# Patent: A new Canon Cinema camera appears in a related patent



## Canon Rumors Guy (Jan 10, 2021)

> Richard at Canon News has uncovered a patent showing a better wiring layout for shoulder mount Cinema EOS cameras. The best part of the patent appears to be images of a camera that is similar in design to the Cinema EOS C700, but there are a few noticeable differences.
> These drawings are pretty detailed and we’ll likely see some kind of 8K shoulder-mounted camera, and this could be it.
> Head on over to Canon News for a further breakdown of the patent.
> 
> ...



Continue reading...


----------



## marathonman (Jan 10, 2021)

8K overheating. Shoulder mount. Ears are *******!


----------



## jvillain (Jan 10, 2021)

I want to puke every time some one rushes in with one of those annoying repetitive "*******" comments.

I like the boxier style. 8K would be really beneficial for a shoulder rig as you will be able to frame wider and then crop in. That way if some thing moves quickly it is less likley to get lost out of frame.
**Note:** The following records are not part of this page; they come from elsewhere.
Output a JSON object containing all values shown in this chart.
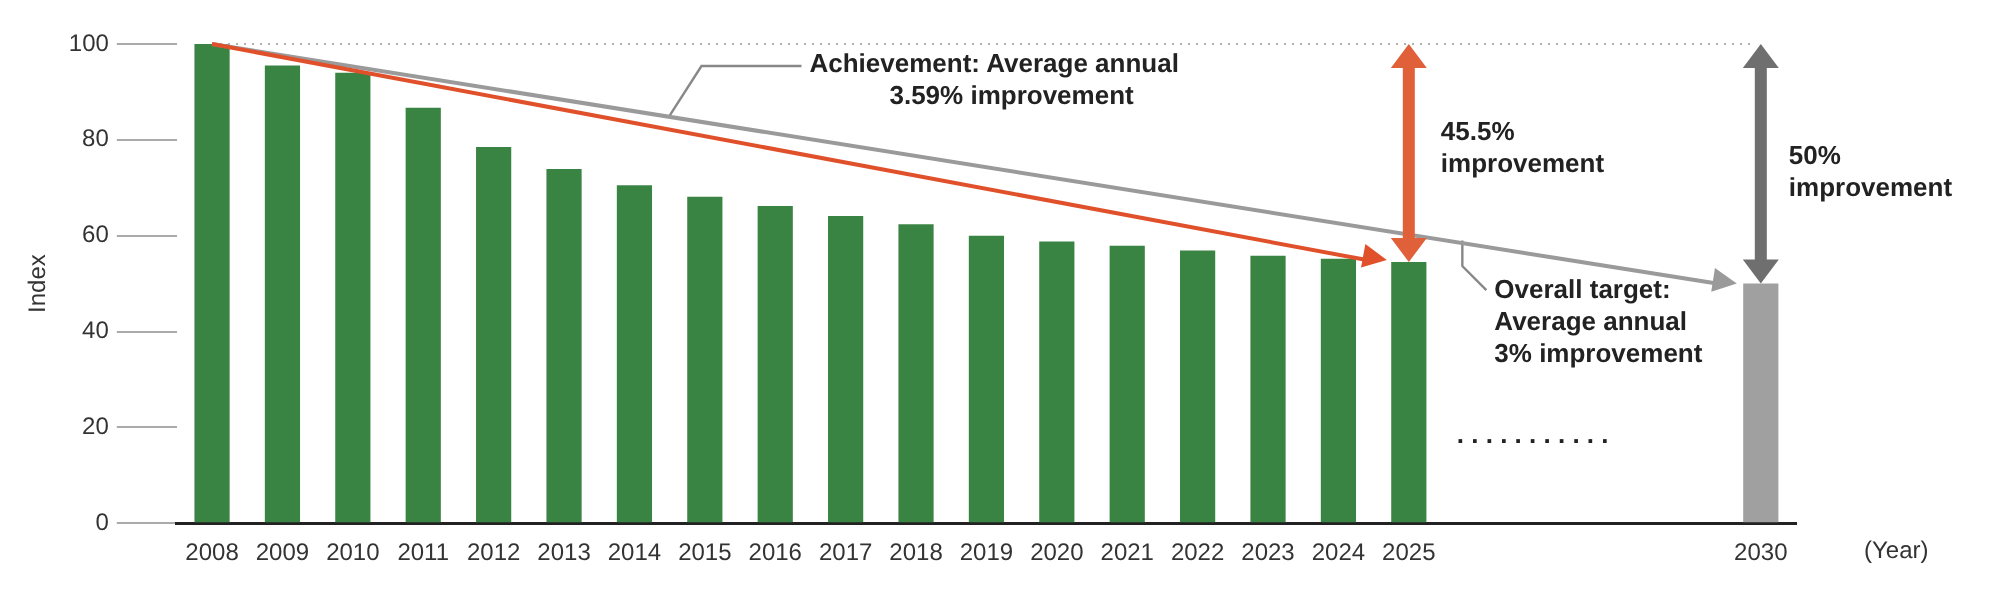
{
  "chart_data": {
    "type": "bar",
    "ylabel": "Index",
    "xlabel": "(Year)",
    "categories": [
      "2008",
      "2009",
      "2010",
      "2011",
      "2012",
      "2013",
      "2014",
      "2015",
      "2016",
      "2017",
      "2018",
      "2019",
      "2020",
      "2021",
      "2022",
      "2023",
      "2024",
      "2025",
      null,
      null,
      null,
      null,
      "2030"
    ],
    "values": [
      100,
      95.5,
      94,
      86.7,
      78.5,
      73.9,
      70.5,
      68.1,
      66.2,
      64.1,
      62.4,
      60,
      58.8,
      57.9,
      56.9,
      55.8,
      55.2,
      54.5,
      null,
      null,
      null,
      null,
      50
    ],
    "colors": [
      "#3a8443",
      "#3a8443",
      "#3a8443",
      "#3a8443",
      "#3a8443",
      "#3a8443",
      "#3a8443",
      "#3a8443",
      "#3a8443",
      "#3a8443",
      "#3a8443",
      "#3a8443",
      "#3a8443",
      "#3a8443",
      "#3a8443",
      "#3a8443",
      "#3a8443",
      "#3a8443",
      "#3a8443",
      "#3a8443",
      "#3a8443",
      "#3a8443",
      "#a0a0a0"
    ],
    "ylim": [
      0,
      100
    ],
    "yticks": [
      0,
      20,
      40,
      60,
      80,
      100
    ],
    "grid": false,
    "legend": false,
    "ref_lines": [
      {
        "axis": "y",
        "value": 100,
        "color": "#b0b0b0",
        "line_style": "dotted"
      }
    ],
    "annotations": [
      "Achievement: Average annual\n3.59% improvement",
      "45.5%\nimprovement",
      "50%\nimprovement",
      "Overall target:\nAverage annual\n3% improvement",
      ". . . . . . . . . . ."
    ]
  }
}
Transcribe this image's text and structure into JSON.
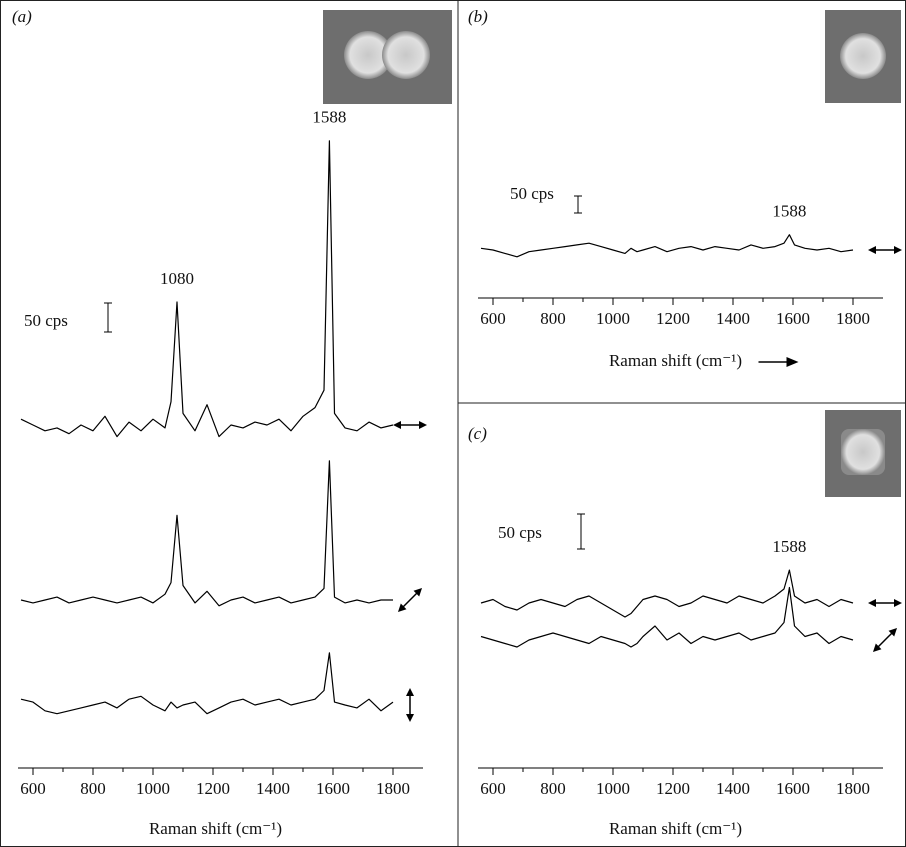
{
  "chart_data": [
    {
      "type": "line",
      "panel": "(a)",
      "x": [
        560,
        600,
        640,
        680,
        720,
        760,
        800,
        840,
        880,
        920,
        960,
        1000,
        1040,
        1060,
        1080,
        1100,
        1140,
        1180,
        1220,
        1260,
        1300,
        1340,
        1380,
        1420,
        1460,
        1500,
        1540,
        1570,
        1588,
        1605,
        1640,
        1680,
        1720,
        1760,
        1800
      ],
      "series": [
        {
          "color": "#000000",
          "values": [
            10,
            0,
            -10,
            -5,
            -15,
            0,
            -10,
            15,
            -20,
            5,
            -10,
            10,
            -5,
            40,
            212,
            20,
            -10,
            35,
            -20,
            0,
            -5,
            5,
            0,
            10,
            -10,
            15,
            30,
            60,
            490,
            20,
            -5,
            -10,
            5,
            -5,
            0
          ]
        },
        {
          "color": "#000000",
          "values": [
            0,
            -5,
            0,
            5,
            -5,
            0,
            5,
            0,
            -5,
            0,
            5,
            -5,
            10,
            30,
            146,
            25,
            -5,
            15,
            -10,
            0,
            5,
            -5,
            0,
            5,
            -5,
            0,
            5,
            20,
            240,
            5,
            -5,
            0,
            -5,
            0,
            0
          ]
        },
        {
          "color": "#000000",
          "values": [
            10,
            5,
            -10,
            -15,
            -10,
            -5,
            0,
            5,
            -5,
            10,
            15,
            0,
            -10,
            5,
            -5,
            0,
            5,
            -15,
            -5,
            5,
            10,
            0,
            5,
            10,
            0,
            5,
            10,
            25,
            90,
            5,
            0,
            -5,
            10,
            -10,
            5
          ]
        }
      ],
      "xlim": [
        550,
        1900
      ],
      "xticks": [
        600,
        800,
        1000,
        1200,
        1400,
        1600,
        1800
      ],
      "xminorticks": [
        700,
        900,
        1100,
        1300,
        1500,
        1700
      ],
      "xlabel": "Raman shift (cm⁻¹)",
      "scale_bar": {
        "value": 50,
        "label": "50 cps"
      },
      "annotations": [
        {
          "text": "1080",
          "x": 1080
        },
        {
          "text": "1588",
          "x": 1588
        }
      ]
    },
    {
      "type": "line",
      "panel": "(b)",
      "x": [
        560,
        600,
        640,
        680,
        720,
        760,
        800,
        840,
        880,
        920,
        960,
        1000,
        1040,
        1060,
        1080,
        1100,
        1140,
        1180,
        1220,
        1260,
        1300,
        1340,
        1380,
        1420,
        1460,
        1500,
        1540,
        1570,
        1588,
        1605,
        1640,
        1680,
        1720,
        1760,
        1800
      ],
      "series": [
        {
          "color": "#000000",
          "values": [
            5,
            0,
            -10,
            -20,
            -5,
            0,
            5,
            10,
            15,
            20,
            10,
            0,
            -10,
            5,
            -5,
            0,
            10,
            -5,
            5,
            10,
            0,
            10,
            5,
            0,
            15,
            5,
            10,
            20,
            45,
            15,
            5,
            0,
            5,
            -5,
            0
          ]
        }
      ],
      "xlim": [
        550,
        1900
      ],
      "xticks": [
        600,
        800,
        1000,
        1200,
        1400,
        1600,
        1800
      ],
      "xminorticks": [
        700,
        900,
        1100,
        1300,
        1500,
        1700
      ],
      "xlabel": "Raman shift (cm⁻¹)",
      "scale_bar": {
        "value": 50,
        "label": "50 cps"
      },
      "annotations": [
        {
          "text": "1588",
          "x": 1588
        }
      ]
    },
    {
      "type": "line",
      "panel": "(c)",
      "x": [
        560,
        600,
        640,
        680,
        720,
        760,
        800,
        840,
        880,
        920,
        960,
        1000,
        1040,
        1060,
        1080,
        1100,
        1140,
        1180,
        1220,
        1260,
        1300,
        1340,
        1380,
        1420,
        1460,
        1500,
        1540,
        1570,
        1588,
        1605,
        1640,
        1680,
        1720,
        1760,
        1800
      ],
      "series": [
        {
          "color": "#000000",
          "values": [
            0,
            5,
            -5,
            -10,
            0,
            5,
            0,
            -5,
            5,
            10,
            0,
            -10,
            -20,
            -15,
            -5,
            5,
            10,
            5,
            -5,
            0,
            10,
            5,
            0,
            10,
            5,
            0,
            10,
            20,
            47,
            10,
            0,
            5,
            -5,
            5,
            0
          ]
        },
        {
          "color": "#000000",
          "values": [
            5,
            0,
            -5,
            -10,
            0,
            5,
            10,
            5,
            0,
            -5,
            5,
            0,
            -5,
            -10,
            -5,
            5,
            20,
            0,
            10,
            -5,
            5,
            0,
            5,
            10,
            0,
            5,
            10,
            25,
            75,
            20,
            5,
            10,
            -5,
            5,
            0
          ]
        }
      ],
      "xlim": [
        550,
        1900
      ],
      "xticks": [
        600,
        800,
        1000,
        1200,
        1400,
        1600,
        1800
      ],
      "xminorticks": [
        700,
        900,
        1100,
        1300,
        1500,
        1700
      ],
      "xlabel": "Raman shift (cm⁻¹)",
      "scale_bar": {
        "value": 50,
        "label": "50 cps"
      },
      "annotations": [
        {
          "text": "1588",
          "x": 1588
        }
      ]
    }
  ]
}
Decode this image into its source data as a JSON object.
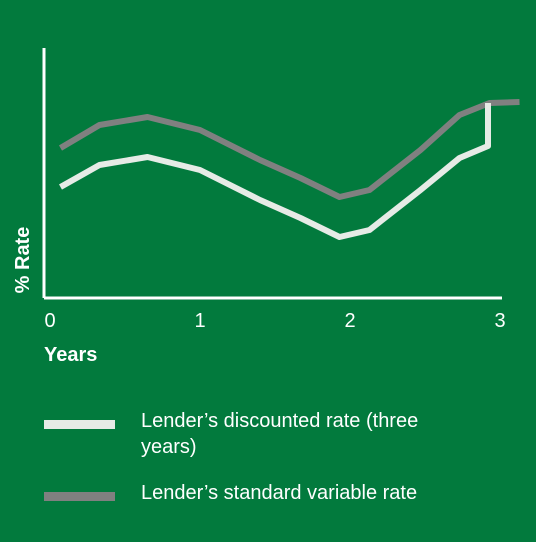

It also gives more breathing room for any stabalizer in post to do it's thing.


----------



## EOS 4 Life (Jan 11, 2021)

jvillain said:


> I want to puke every time some one rushes in with one of those annoying repetitive "*******" comments.


I still find them funny.
They will die out if people stop constantly saying Canon is *******.
You can blame EOSHD.


----------